Testflight Lab · Quality Strategy

Testing is the guardrail that lets us ship fast across the Dev stack, the productivity lab, and the AI lab. This guide outlines the layers and tooling we use.

1. Strategy Overview

  • Shift left: contract tests + component stories before API wiring.
  • Synthetic monitoring: Playwright cron jobs hit prod smoke paths hourly.
  • Red teaming: AI features get adversarial prompts + guardrail evals.

2. Layered Stack

LayerToolingNotes
UnitVitest / Jest + Testing LibraryMocks kept in __fixtures__; snapshots minimized.
IntegrationSupertest + MSWAPI + DB interactions with seed data per suite.
UI/E2EPlaywright + CypressPlaywright for core flows, Cypress for visual diff in design system.
StoriesStorybook Interaction TestsEach component story asserts accessibility + state logic.
API ContractsPactflow + OpenAPI testsPR fails if breaking change detected.
AI EvalLangSmith + custom scriptsTrack toxicity, hallucination, guardrail coverage.

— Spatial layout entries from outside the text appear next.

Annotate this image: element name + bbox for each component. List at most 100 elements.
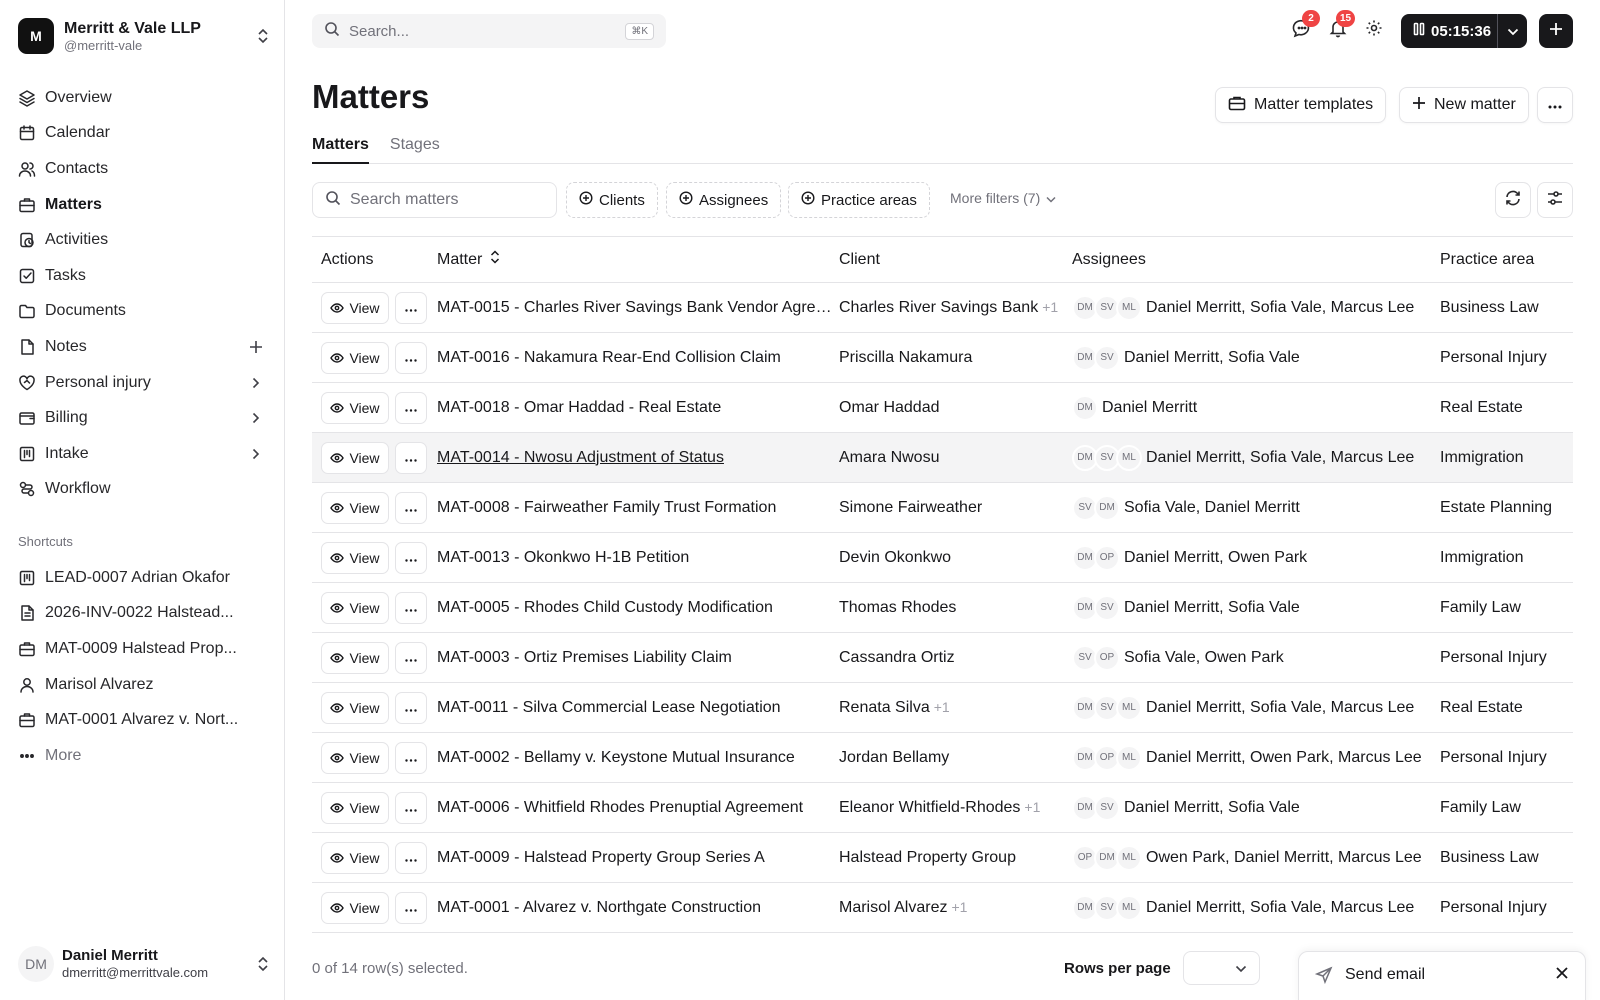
table-row[interactable]: View MAT-0018 - Omar Haddad - Real Estate… [312, 383, 1573, 433]
table-row[interactable]: View MAT-0006 - Whitfield Rhodes Prenupti… [312, 783, 1573, 833]
matter-link[interactable]: MAT-0018 - Omar Haddad - Real Estate [429, 399, 839, 417]
sidebar-item-contacts[interactable]: Contacts [10, 151, 272, 187]
view-button[interactable]: View [321, 541, 389, 574]
matter-link[interactable]: MAT-0003 - Ortiz Premises Liability Clai… [429, 649, 839, 667]
timer-dropdown[interactable] [1497, 14, 1527, 48]
table-row[interactable]: View MAT-0009 - Halstead Property Group S… [312, 833, 1573, 883]
matter-link[interactable]: MAT-0015 - Charles River Savings Bank Ve… [429, 299, 839, 317]
view-button[interactable]: View [321, 441, 389, 474]
sidebar-item-notes[interactable]: Notes [10, 329, 272, 365]
sidebar-item-intake[interactable]: Intake [10, 436, 272, 472]
matter-link[interactable]: MAT-0016 - Nakamura Rear-End Collision C… [429, 349, 839, 367]
practice-areas-filter[interactable]: Practice areas [788, 182, 930, 218]
view-button[interactable]: View [321, 491, 389, 524]
notifications-button[interactable]: 15 [1326, 10, 1356, 44]
table-row[interactable]: View MAT-0001 - Alvarez v. Northgate Cons… [312, 883, 1573, 933]
row-actions-button[interactable] [395, 641, 427, 674]
global-search[interactable]: Search... ⌘K [312, 14, 666, 48]
row-actions-button[interactable] [395, 491, 427, 524]
view-button[interactable]: View [321, 791, 389, 824]
timer-toggle[interactable]: 05:15:36 [1401, 22, 1497, 40]
table-row[interactable]: View MAT-0008 - Fairweather Family Trust … [312, 483, 1573, 533]
rows-per-page-select[interactable] [1183, 951, 1260, 985]
matter-link[interactable]: MAT-0001 - Alvarez v. Northgate Construc… [429, 899, 839, 917]
matter-link[interactable]: MAT-0013 - Okonkwo H-1B Petition [429, 549, 839, 567]
shortcut-item[interactable]: MAT-0001 Alvarez v. Nort... [10, 702, 272, 738]
clients-filter[interactable]: Clients [566, 182, 658, 218]
row-actions-button[interactable] [395, 591, 427, 624]
table-row[interactable]: View MAT-0005 - Rhodes Child Custody Modi… [312, 583, 1573, 633]
shortcut-item[interactable]: Marisol Alvarez [10, 667, 272, 703]
row-actions-button[interactable] [395, 541, 427, 574]
view-button[interactable]: View [321, 891, 389, 924]
matter-link[interactable]: MAT-0005 - Rhodes Child Custody Modifica… [429, 599, 839, 617]
user-menu[interactable]: DM Daniel Merritt dmerritt@merrittvale.c… [18, 944, 270, 984]
row-actions-button[interactable] [395, 841, 427, 874]
chevrons-up-down-icon[interactable] [256, 955, 270, 973]
row-actions-button[interactable] [395, 741, 427, 774]
row-actions-button[interactable] [395, 291, 427, 324]
matter-link[interactable]: MAT-0008 - Fairweather Family Trust Form… [429, 499, 839, 517]
matter-templates-button[interactable]: Matter templates [1215, 87, 1387, 123]
shortcut-item[interactable]: More [10, 738, 272, 774]
shortcut-item[interactable]: 2026-INV-0022 Halstead... [10, 596, 272, 632]
view-button[interactable]: View [321, 591, 389, 624]
shortcut-item[interactable]: MAT-0009 Halstead Prop... [10, 631, 272, 667]
settings-button[interactable] [1362, 16, 1386, 44]
sidebar-item-billing[interactable]: Billing [10, 400, 272, 436]
table-row[interactable]: View MAT-0016 - Nakamura Rear-End Collisi… [312, 333, 1573, 383]
assignees-filter[interactable]: Assignees [666, 182, 782, 218]
row-actions-button[interactable] [395, 441, 427, 474]
sidebar-item-calendar[interactable]: Calendar [10, 116, 272, 152]
more-actions-button[interactable] [1537, 87, 1573, 123]
sidebar-item-personal-injury[interactable]: Personal injury [10, 365, 272, 401]
matter-link[interactable]: MAT-0009 - Halstead Property Group Serie… [429, 849, 839, 867]
matter-link[interactable]: MAT-0011 - Silva Commercial Lease Negoti… [429, 699, 839, 717]
table-row[interactable]: View MAT-0003 - Ortiz Premises Liability … [312, 633, 1573, 683]
send-email-panel[interactable]: Send email [1298, 951, 1586, 1000]
sidebar-item-workflow[interactable]: Workflow [10, 472, 272, 508]
matter-search-input[interactable]: Search matters [312, 182, 557, 218]
view-button[interactable]: View [321, 691, 389, 724]
table-row[interactable]: View MAT-0011 - Silva Commercial Lease Ne… [312, 683, 1573, 733]
tab-stages[interactable]: Stages [390, 134, 440, 164]
eye-icon [330, 750, 349, 766]
new-matter-button[interactable]: New matter [1399, 87, 1529, 123]
sidebar-item-documents[interactable]: Documents [10, 294, 272, 330]
view-button[interactable]: View [321, 291, 389, 324]
table-row[interactable]: View MAT-0015 - Charles River Savings Ban… [312, 283, 1573, 333]
messages-button[interactable]: 2 [1290, 10, 1320, 44]
matter-link[interactable]: MAT-0006 - Whitfield Rhodes Prenuptial A… [429, 799, 839, 817]
view-button[interactable]: View [321, 391, 389, 424]
row-actions-button[interactable] [395, 391, 427, 424]
more-filters-button[interactable]: More filters (7) [950, 190, 1056, 206]
table-row[interactable]: View MAT-0014 - Nwosu Adjustment of Statu… [312, 433, 1573, 483]
view-button[interactable]: View [321, 341, 389, 374]
quick-create-button[interactable] [1539, 14, 1573, 48]
view-button[interactable]: View [321, 841, 389, 874]
sidebar-item-tasks[interactable]: Tasks [10, 258, 272, 294]
view-button[interactable]: View [321, 741, 389, 774]
chevrons-up-down-icon[interactable] [256, 27, 270, 45]
close-icon[interactable] [1555, 966, 1569, 984]
org-switcher[interactable]: M Merritt & Vale LLP @merritt-vale [18, 16, 270, 56]
col-matter[interactable]: Matter [429, 250, 839, 269]
table-row[interactable]: View MAT-0002 - Bellamy v. Keystone Mutua… [312, 733, 1573, 783]
matter-link[interactable]: MAT-0014 - Nwosu Adjustment of Status [429, 449, 839, 467]
refresh-button[interactable] [1495, 182, 1531, 218]
sidebar-item-overview[interactable]: Overview [10, 80, 272, 116]
sidebar-item-activities[interactable]: Activities [10, 222, 272, 258]
matter-link[interactable]: MAT-0002 - Bellamy v. Keystone Mutual In… [429, 749, 839, 767]
row-actions-button[interactable] [395, 691, 427, 724]
plus-icon[interactable] [248, 339, 264, 355]
table-row[interactable]: View MAT-0013 - Okonkwo H-1B Petition Devi… [312, 533, 1573, 583]
view-options-button[interactable] [1537, 182, 1573, 218]
main-nav: Overview Calendar Contacts Matters Activitie… [10, 80, 272, 507]
tab-matters[interactable]: Matters [312, 134, 369, 164]
row-actions-button[interactable] [395, 791, 427, 824]
row-actions-button[interactable] [395, 891, 427, 924]
shortcut-item[interactable]: LEAD-0007 Adrian Okafor [10, 560, 272, 596]
row-actions-button[interactable] [395, 341, 427, 374]
sidebar-item-matters[interactable]: Matters [10, 187, 272, 223]
view-button[interactable]: View [321, 641, 389, 674]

3. Recipe: Adding a Productivity Feature

  1. Write MDX spec + stub Storybook story.
  2. Add Vitest unit tests for hooks + utilities.
  3. Add Playwright scenario hitting new workflow.
  4. Register synthetic monitor (Checkly) once live.
  5. Document runbooks + expected SLOs.

4. Reporting + Dashboards

  • Coverage + flake rate inside Buildkite Insights.
  • Playwright video artifacts auto-uploaded to S3 + Slack thread.
  • AI eval scores tracked per agent (precision/recall on guardrail dataset).

5. Incident Feedback Loop

  • Failures create GitHub issues via Actions.
  • Weekly “Testflight Retro” reviews flaky tests, identifies systemic issues.
  • Document lessons learned inside /runbooks/testing/<date>.mdx.
Adopt these layers wholesale or remix them; the key is to keep quality visible and automated.